Reuters reports that the Democrat Obama has a lead of four percentage points of Republican challenger Mitt Romney. The daily tracking poll showed 47 percent of 1,457 likely voters surveyed online during the past four days told pollsters they’d vote Obama, while 43 percent of them said they’d vote Romney.
Reuters/Ipsos polls are measured on a credibility interval and Reuters reported this poll has a credibility interval of plus or minus 2.7 percentage points.
The Alaska Dispatch also reported Obama increasing his lead in Gallup and Rasmussen polls in the wake of the Democratic National Convention. With 58 days until the election, the Dispatch quoted various sources saying the president may have moved into the position of frontrunner as we enter the stretch run of the election.
“The question now is not whether Mr. Obama will get a bounce in the polls, but how substantial it will be,” statistician and poll watcher Nate Silver, who blogs for the New York Times, said. “Some of the data, in fact, suggests that the conventions may have changed the composition of the race, making Mr. Obama a reasonably clear favorite as we enter the stretch run of the campaign.”

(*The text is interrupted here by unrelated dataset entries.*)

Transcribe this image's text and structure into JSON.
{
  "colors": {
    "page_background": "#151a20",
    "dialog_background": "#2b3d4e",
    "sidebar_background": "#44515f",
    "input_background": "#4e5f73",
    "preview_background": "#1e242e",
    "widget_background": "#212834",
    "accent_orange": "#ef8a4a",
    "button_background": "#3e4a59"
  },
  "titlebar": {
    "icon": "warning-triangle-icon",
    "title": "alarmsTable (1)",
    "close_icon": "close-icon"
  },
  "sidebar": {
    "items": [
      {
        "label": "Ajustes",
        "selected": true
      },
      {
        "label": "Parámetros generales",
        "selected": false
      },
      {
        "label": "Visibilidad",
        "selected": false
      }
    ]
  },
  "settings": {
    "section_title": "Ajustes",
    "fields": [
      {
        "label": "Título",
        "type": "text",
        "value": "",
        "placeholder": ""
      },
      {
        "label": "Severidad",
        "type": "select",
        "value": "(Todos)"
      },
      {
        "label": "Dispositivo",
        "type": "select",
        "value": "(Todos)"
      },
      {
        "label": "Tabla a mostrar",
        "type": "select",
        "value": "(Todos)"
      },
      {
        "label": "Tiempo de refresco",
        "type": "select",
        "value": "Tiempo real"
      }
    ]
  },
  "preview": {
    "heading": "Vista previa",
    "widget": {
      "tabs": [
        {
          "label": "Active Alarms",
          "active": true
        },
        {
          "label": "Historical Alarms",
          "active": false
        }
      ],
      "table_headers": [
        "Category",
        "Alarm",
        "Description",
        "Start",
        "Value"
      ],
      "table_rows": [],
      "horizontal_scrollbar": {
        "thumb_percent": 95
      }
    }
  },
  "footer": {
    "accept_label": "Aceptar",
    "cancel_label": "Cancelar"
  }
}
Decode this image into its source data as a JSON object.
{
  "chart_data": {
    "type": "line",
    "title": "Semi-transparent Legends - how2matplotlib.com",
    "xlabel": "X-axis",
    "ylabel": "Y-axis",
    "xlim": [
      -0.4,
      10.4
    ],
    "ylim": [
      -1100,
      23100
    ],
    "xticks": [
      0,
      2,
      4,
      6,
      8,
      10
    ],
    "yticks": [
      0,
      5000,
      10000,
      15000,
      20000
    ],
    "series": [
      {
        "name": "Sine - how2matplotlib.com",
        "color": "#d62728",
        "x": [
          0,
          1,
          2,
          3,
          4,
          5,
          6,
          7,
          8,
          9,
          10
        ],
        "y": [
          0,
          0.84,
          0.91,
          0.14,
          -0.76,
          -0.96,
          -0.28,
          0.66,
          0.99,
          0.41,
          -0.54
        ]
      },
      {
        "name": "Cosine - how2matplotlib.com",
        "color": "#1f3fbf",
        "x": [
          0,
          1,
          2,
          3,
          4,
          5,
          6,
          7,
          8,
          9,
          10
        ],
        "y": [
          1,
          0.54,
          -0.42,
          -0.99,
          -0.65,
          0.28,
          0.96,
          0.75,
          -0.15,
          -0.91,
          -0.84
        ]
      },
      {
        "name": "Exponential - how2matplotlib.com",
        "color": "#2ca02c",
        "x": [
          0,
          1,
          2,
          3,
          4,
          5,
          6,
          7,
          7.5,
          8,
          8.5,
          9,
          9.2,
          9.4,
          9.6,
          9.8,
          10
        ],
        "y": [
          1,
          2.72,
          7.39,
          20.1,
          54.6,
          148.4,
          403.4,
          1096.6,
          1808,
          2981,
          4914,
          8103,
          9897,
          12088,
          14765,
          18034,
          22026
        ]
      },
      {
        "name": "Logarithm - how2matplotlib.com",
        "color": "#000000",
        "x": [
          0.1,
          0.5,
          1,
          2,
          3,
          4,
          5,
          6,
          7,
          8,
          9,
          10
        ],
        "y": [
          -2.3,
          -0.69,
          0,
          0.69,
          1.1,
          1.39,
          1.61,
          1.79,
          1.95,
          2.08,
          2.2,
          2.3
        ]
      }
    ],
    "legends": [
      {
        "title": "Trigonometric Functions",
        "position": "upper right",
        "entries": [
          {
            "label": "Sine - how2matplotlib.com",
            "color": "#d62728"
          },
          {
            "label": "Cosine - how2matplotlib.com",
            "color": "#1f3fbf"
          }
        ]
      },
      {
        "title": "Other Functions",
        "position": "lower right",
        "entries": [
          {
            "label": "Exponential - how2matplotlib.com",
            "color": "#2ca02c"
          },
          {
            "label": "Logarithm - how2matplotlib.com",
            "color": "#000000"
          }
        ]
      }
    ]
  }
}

Perhaps as important as the overall bump in the polls is Obama’s lead in so-called “favorable characteristics.” Fifty percent of those polled said Obama is more eloquent (25 percent said Romney). Obama led in “smart enough for the job” 46 to 37 percent. President Obama also led in “represents America” and “has the right values.” The only category that saw Romney have an advantage was being “a man of faith,” as 44 percent picked Romney, who is Mormon. Thirty-one percent chose for Obama, who is Christian.